Grace Schulman es un descubrimiento reciente. Aún tengo la sensación de haberme topado con un tesoro.
En tiempos en que el matrimonio esta más bien desprestigiado, me ha emocionado leer algunos de sus poemas celebrando su matrimonio, imperfecto y maravilloso al mismo tiempo, "una fiesta de contradicciones", diría ella, "radiance and dissatisfaction; intense loyalties and devastating treacheries; freedom and the sacrifice, albeit willing, of independence; excitement and a kind of pleasant boredom". En los años 50, Schulman era una beatnik, sin ninguna intención de "atarse" a nada ni a nada.
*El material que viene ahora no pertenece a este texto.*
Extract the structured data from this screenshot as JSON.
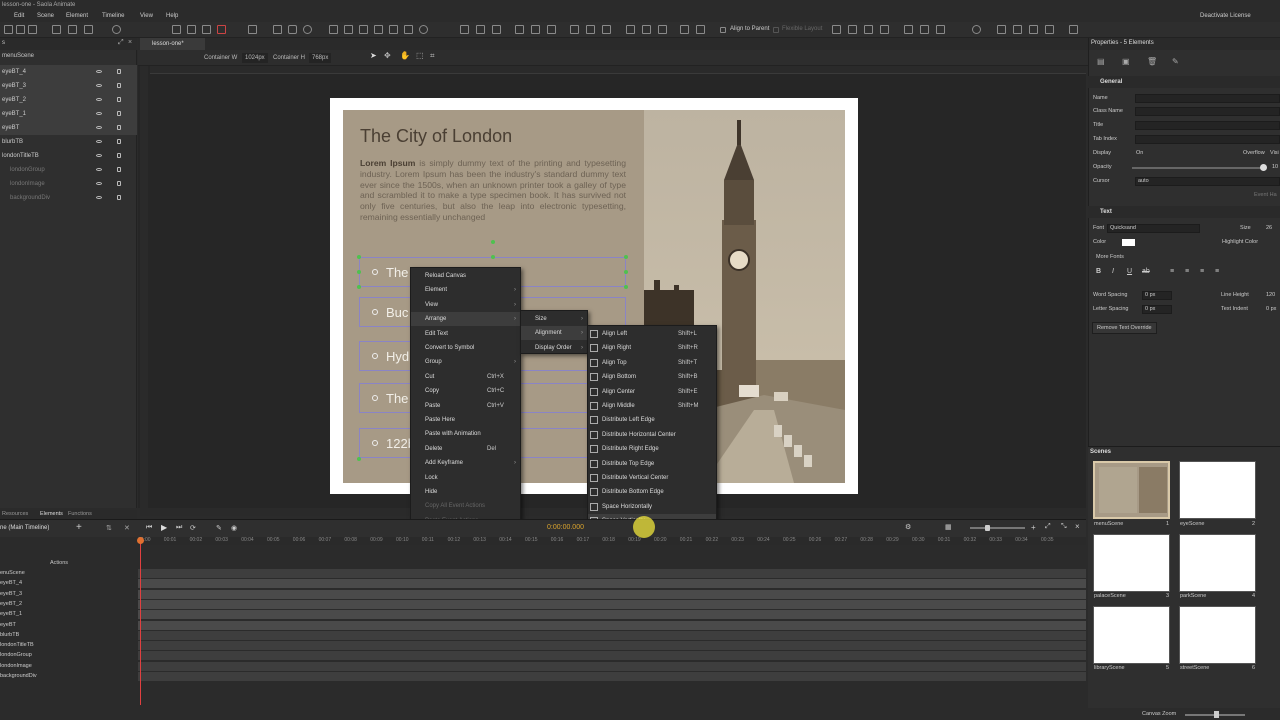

Más de cincuenta años después, sin embargo, tras la muerte de su esposo, escribiría sus memorias, Strange Paradise: Portrait of a Marriage (2018), precisamente desde la perspectiva de la vida compartida con su esposo.
El poema de hoy pertenece a su última colección, The Marble Bed (2020).
(via) |
BECAUSE
Because, in a wounded universe, the tufts
of grass still glisten, the first daffodil
shoots up through ice-melt, and a red-tailed hawk
perches on a cathedral spire; and because
children toss a fire-red ball in the yard
where a schoolhouse façade was scarred by vandals,
and joggers still circle a dry reservoir;
because a rainbow flaunts its painted ribbons
and slips them somewhere underneath the earth;
because in a smoky bar the trombone blares
louder than street sirens, because those
who can no longer speak of pain are singing;
and when on this wide meadow in the park
a full moon still outshines the city lights,
and on returning home, below the North Star,
I see new bricks-and-glass where the Towers fell;
and I remember my lover’s calloused hand
soften in my hand while crab apple blossoms
showered our laps, and a yellow rose
opened with its satellites of orange buds,
because I cannot lose the injured world
without losing the world, I’ll have to praise it.